Jailed Portland Protesters Must Agree to Stop Going to Protests to Be Freed

At least 12 Black Lives Matter protesters arrested during the ongoing demonstrations in Portland, Oregon have been told not to attend protests as a condition of their release from jail, something which may be a violation of their First Amendment rights to free speech and assembly.

"Defendant may not attend any other protests, rallies, assemblies or public gathering in the state of Oregon," states a document entitled "Order Setting Conditions of Release." The document is given to arrested protesters to sign before they're allowed out of jail.

Though the conditional release orders were signed by Magistrate Judges John V. Acosta and Jolie A. Russo of the U.S. District Court for the District of Oregon, it's unclear whether the magistrates or Justice Department officials added the condition forbidding arrestees to attend future protests or public gatherings.

Several of the orders had the condition written on it before being given to a magistrate for signing, according to the investigative journalism nonprofit ProPublica.

Some of the orders forbid defendants from attending protests in all of Oregon, while others only forbid protests in Portland or don't specify any geographic area whatsoever, stating, "Do not participate in any protests, demonstrations, rallies, assemblies while this case is pending."

Several protesters told ProPublica that they felt they had to accept the conditional release or else remain imprisoned indefinitely. Many of the protesters facing these conditional releases were often charged with petty offenses such as "failing to obey a lawful order" or "disorderly conduct."

Protesters not specifically banned from protesting are either given 8 p.m. or 10 p.m. curfews that would restrict them from attending Portland's nighttime protests or are forbidden from being within five blocks of the federal courthouse where the city's nighttime protests are taking place.

Portland protesters protestors jail release stop protesting
Federal police confront protesters in front of the Mark O. Hatfield federal courthouse in downtown Portland as the city experiences another night of unrest on July 26, 2020 in Portland, Oregon. Spencer Platt/Getty

"The government has a very heavy burden when it comes to restrictions on protest rights and on assembly," Jameel Jaffer of Columbia University's Knight First Amendment Institute told the nonprofit. "I don't see that as constitutionally defensible, and I find it difficult to believe that any judge would uphold it."

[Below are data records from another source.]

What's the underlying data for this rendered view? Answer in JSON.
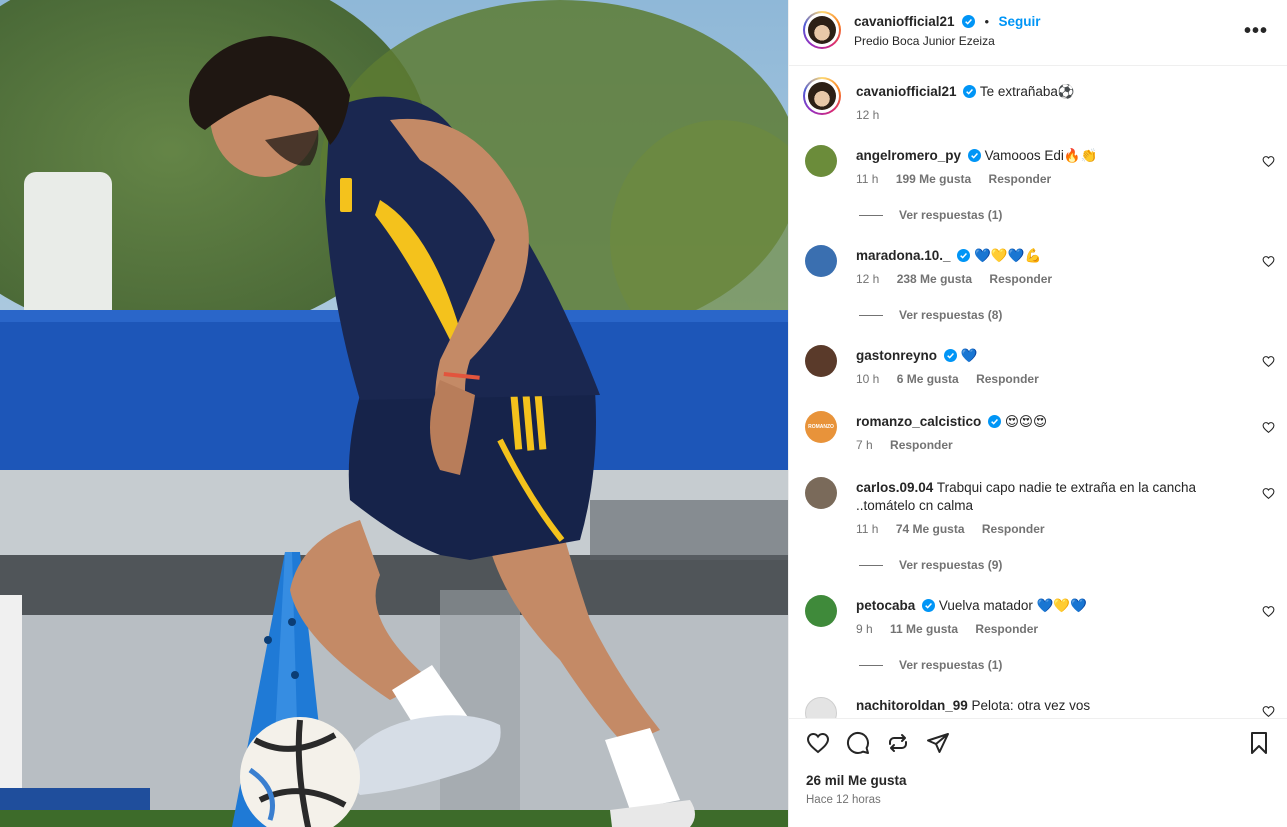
{
  "post": {
    "author": "cavaniofficial21",
    "follow_label": "Seguir",
    "dot": "•",
    "location": "Predio Boca Junior Ezeiza",
    "more_label": "•••",
    "caption": "Te extrañaba⚽",
    "caption_time": "12 h",
    "likes": "26 mil Me gusta",
    "posted": "Hace 12 horas"
  },
  "comments": [
    {
      "user": "angelromero_py",
      "verified": true,
      "text": "Vamooos Edi🔥👏",
      "time": "11 h",
      "likes": "199 Me gusta",
      "reply": "Responder",
      "replies": "Ver respuestas (1)",
      "avatar": "#6b8c3a"
    },
    {
      "user": "maradona.10._",
      "verified": true,
      "text": "💙💛💙💪",
      "time": "12 h",
      "likes": "238 Me gusta",
      "reply": "Responder",
      "replies": "Ver respuestas (8)",
      "avatar": "#3a6fb0"
    },
    {
      "user": "gastonreyno",
      "verified": true,
      "text": "💙",
      "time": "10 h",
      "likes": "6 Me gusta",
      "reply": "Responder",
      "replies": "",
      "avatar": "#5a3a2a"
    },
    {
      "user": "romanzo_calcistico",
      "verified": true,
      "text": "😍😍😍",
      "time": "7 h",
      "likes": "",
      "reply": "Responder",
      "replies": "",
      "avatar": "#e8933a",
      "avatar_text": "ROMANZO"
    },
    {
      "user": "carlos.09.04",
      "verified": false,
      "text": "Trabqui capo nadie te extraña en la cancha ..tomátelo cn calma",
      "time": "11 h",
      "likes": "74 Me gusta",
      "reply": "Responder",
      "replies": "Ver respuestas (9)",
      "avatar": "#7a6a5a"
    },
    {
      "user": "petocaba",
      "verified": true,
      "text": "Vuelva matador 💙💛💙",
      "time": "9 h",
      "likes": "11 Me gusta",
      "reply": "Responder",
      "replies": "Ver respuestas (1)",
      "avatar": "#3f8a3a"
    },
    {
      "user": "nachitoroldan_99",
      "verified": false,
      "text": "Pelota: otra vez vos",
      "time": "",
      "likes": "",
      "reply": "",
      "replies": "",
      "avatar": "#d8d8d8"
    }
  ],
  "colors": {
    "accent": "#0095f6",
    "verified": "#0095f6",
    "muted": "#737373"
  },
  "icons": [
    "verified-badge-icon",
    "more-options-icon",
    "heart-icon",
    "comment-icon",
    "share-icon",
    "send-icon",
    "bookmark-icon"
  ]
}
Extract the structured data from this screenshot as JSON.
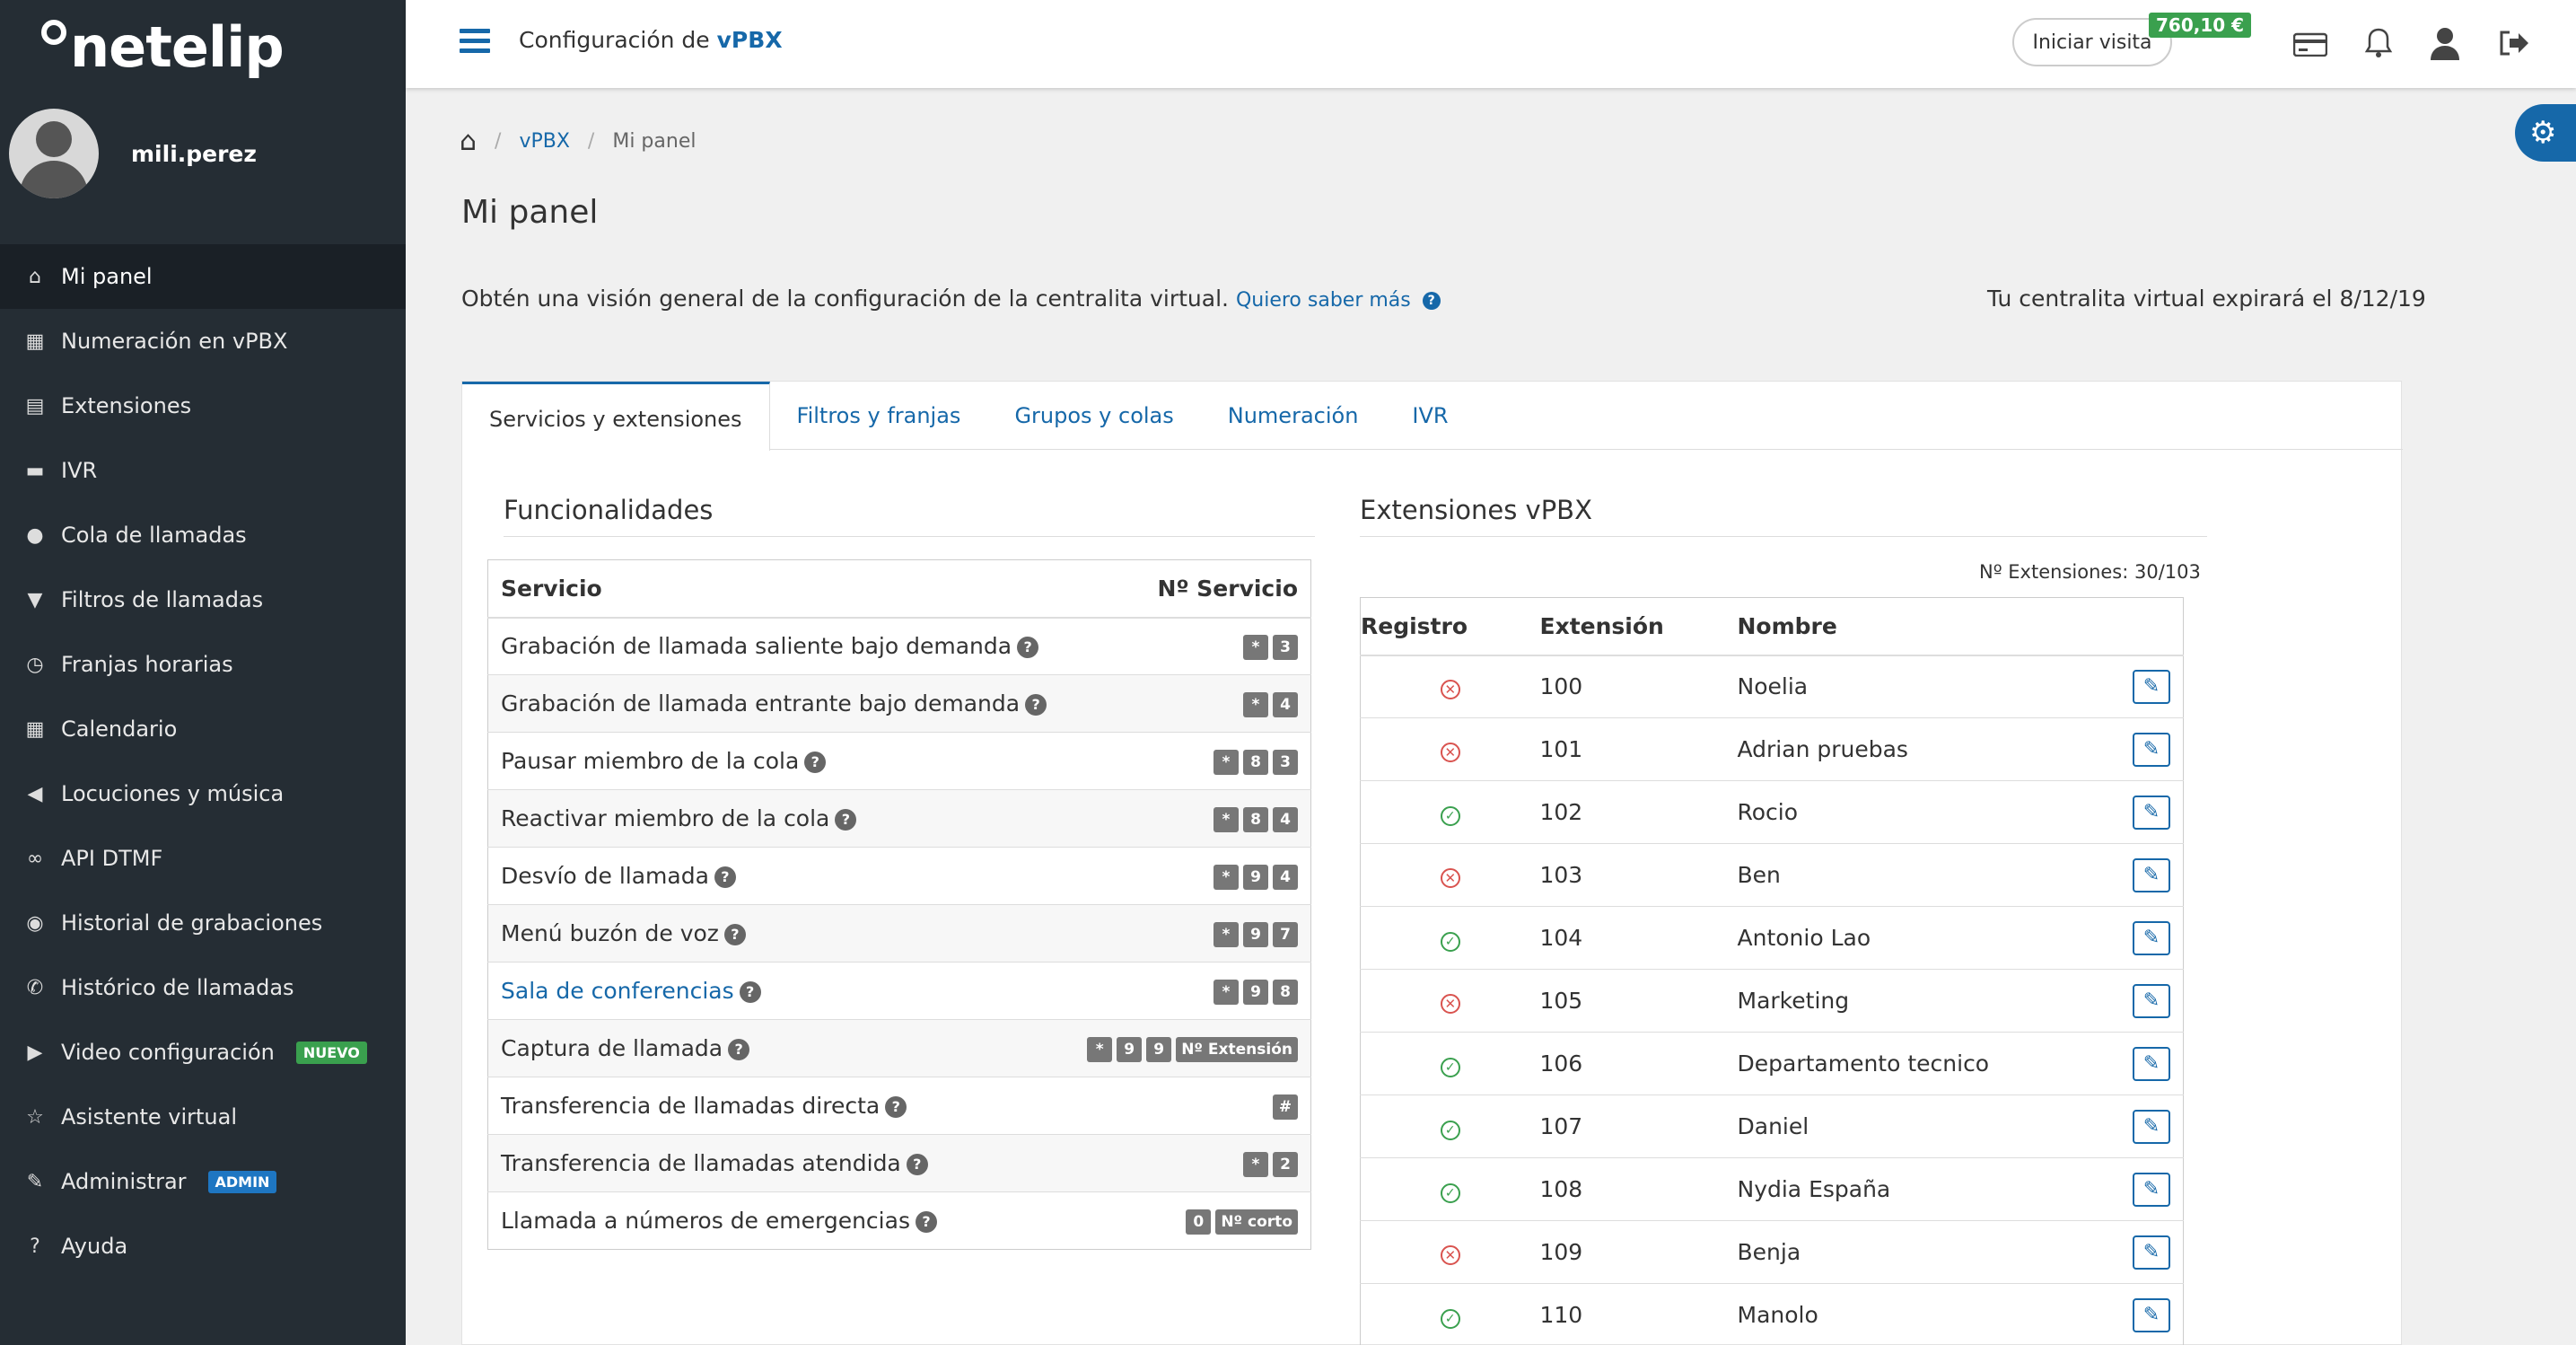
{
  "app": {
    "logo": "netelip",
    "username": "mili.perez"
  },
  "sidebar": {
    "items": [
      {
        "label": "Mi panel",
        "icon": "home-icon"
      },
      {
        "label": "Numeración en vPBX",
        "icon": "grid-icon"
      },
      {
        "label": "Extensiones",
        "icon": "list-icon"
      },
      {
        "label": "IVR",
        "icon": "chat-icon"
      },
      {
        "label": "Cola de llamadas",
        "icon": "user-icon"
      },
      {
        "label": "Filtros de llamadas",
        "icon": "filter-icon"
      },
      {
        "label": "Franjas horarias",
        "icon": "clock-icon"
      },
      {
        "label": "Calendario",
        "icon": "calendar-icon"
      },
      {
        "label": "Locuciones y música",
        "icon": "speaker-icon"
      },
      {
        "label": "API DTMF",
        "icon": "link-icon"
      },
      {
        "label": "Historial de grabaciones",
        "icon": "record-icon"
      },
      {
        "label": "Histórico de llamadas",
        "icon": "phone-icon"
      },
      {
        "label": "Video configuración",
        "icon": "video-icon",
        "badge": "NUEVO"
      },
      {
        "label": "Asistente virtual",
        "icon": "star-icon"
      },
      {
        "label": "Administrar",
        "icon": "edit-icon",
        "badge": "ADMIN"
      },
      {
        "label": "Ayuda",
        "icon": "help-icon"
      }
    ]
  },
  "header": {
    "title_prefix": "Configuración de",
    "title_brand": "vPBX",
    "visit_button": "Iniciar visita",
    "balance": "760,10 €"
  },
  "breadcrumb": {
    "level1": "vPBX",
    "current": "Mi panel"
  },
  "page": {
    "title": "Mi panel",
    "intro": "Obtén una visión general de la configuración de la centralita virtual.",
    "learn_more": "Quiero saber más",
    "expire": "Tu centralita virtual expirará el 8/12/19"
  },
  "tabs": [
    "Servicios y extensiones",
    "Filtros y franjas",
    "Grupos y colas",
    "Numeración",
    "IVR"
  ],
  "services": {
    "title": "Funcionalidades",
    "col_service": "Servicio",
    "col_number": "Nº Servicio",
    "rows": [
      {
        "name": "Grabación de llamada saliente bajo demanda",
        "keys": [
          "*",
          "3"
        ]
      },
      {
        "name": "Grabación de llamada entrante bajo demanda",
        "keys": [
          "*",
          "4"
        ]
      },
      {
        "name": "Pausar miembro de la cola",
        "keys": [
          "*",
          "8",
          "3"
        ]
      },
      {
        "name": "Reactivar miembro de la cola",
        "keys": [
          "*",
          "8",
          "4"
        ]
      },
      {
        "name": "Desvío de llamada",
        "keys": [
          "*",
          "9",
          "4"
        ]
      },
      {
        "name": "Menú buzón de voz",
        "keys": [
          "*",
          "9",
          "7"
        ]
      },
      {
        "name": "Sala de conferencias",
        "keys": [
          "*",
          "9",
          "8"
        ],
        "link": true
      },
      {
        "name": "Captura de llamada",
        "keys": [
          "*",
          "9",
          "9",
          "Nº Extensión"
        ]
      },
      {
        "name": "Transferencia de llamadas directa",
        "keys": [
          "#"
        ]
      },
      {
        "name": "Transferencia de llamadas atendida",
        "keys": [
          "*",
          "2"
        ]
      },
      {
        "name": "Llamada a números de emergencias",
        "keys": [
          "0",
          "Nº corto"
        ]
      }
    ]
  },
  "extensions": {
    "title": "Extensiones vPBX",
    "count": "Nº Extensiones: 30/103",
    "col_registro": "Registro",
    "col_extension": "Extensión",
    "col_nombre": "Nombre",
    "rows": [
      {
        "ext": "100",
        "name": "Noelia",
        "registered": false
      },
      {
        "ext": "101",
        "name": "Adrian pruebas",
        "registered": false
      },
      {
        "ext": "102",
        "name": "Rocio",
        "registered": true
      },
      {
        "ext": "103",
        "name": "Ben",
        "registered": false
      },
      {
        "ext": "104",
        "name": "Antonio Lao",
        "registered": true
      },
      {
        "ext": "105",
        "name": "Marketing",
        "registered": false
      },
      {
        "ext": "106",
        "name": "Departamento tecnico",
        "registered": true
      },
      {
        "ext": "107",
        "name": "Daniel",
        "registered": true
      },
      {
        "ext": "108",
        "name": "Nydia España",
        "registered": true
      },
      {
        "ext": "109",
        "name": "Benja",
        "registered": false
      },
      {
        "ext": "110",
        "name": "Manolo",
        "registered": true
      }
    ]
  },
  "colors": {
    "accent": "#1668a9",
    "sidebar": "#252d34",
    "success": "#3aa04e",
    "danger": "#d9534f"
  }
}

Portland has become a center of national focus during the ongoing racial justice protests sparked by the May 25 murder of Black Minneapolis resident George Floyd by a white police officer.

More demonstrators have started attending Portland's nightly protests in response to the U.S. government sending agents to protect the federal courthouse where the protests occur.

The city's mayor, the state governor and state attorney general have all accused the federal agents of needlessly provoking violence by using blunt impact munitions and tear gas against demonstrators.

On July 21, Federal Protective Service (FPS) Deputy Director of Operations Richard Cline said that three federal agents had been blinded by demonstrators who directed laser pointers into the agents' eyes. However, ProPublica reports that by July 24, "the most serious injury detailed in federal charging documents was an agent who reported seeing spots in his eyes for 15 minutes after the laser attack."

Newsweek contacted the Department of Homeland Security for comment.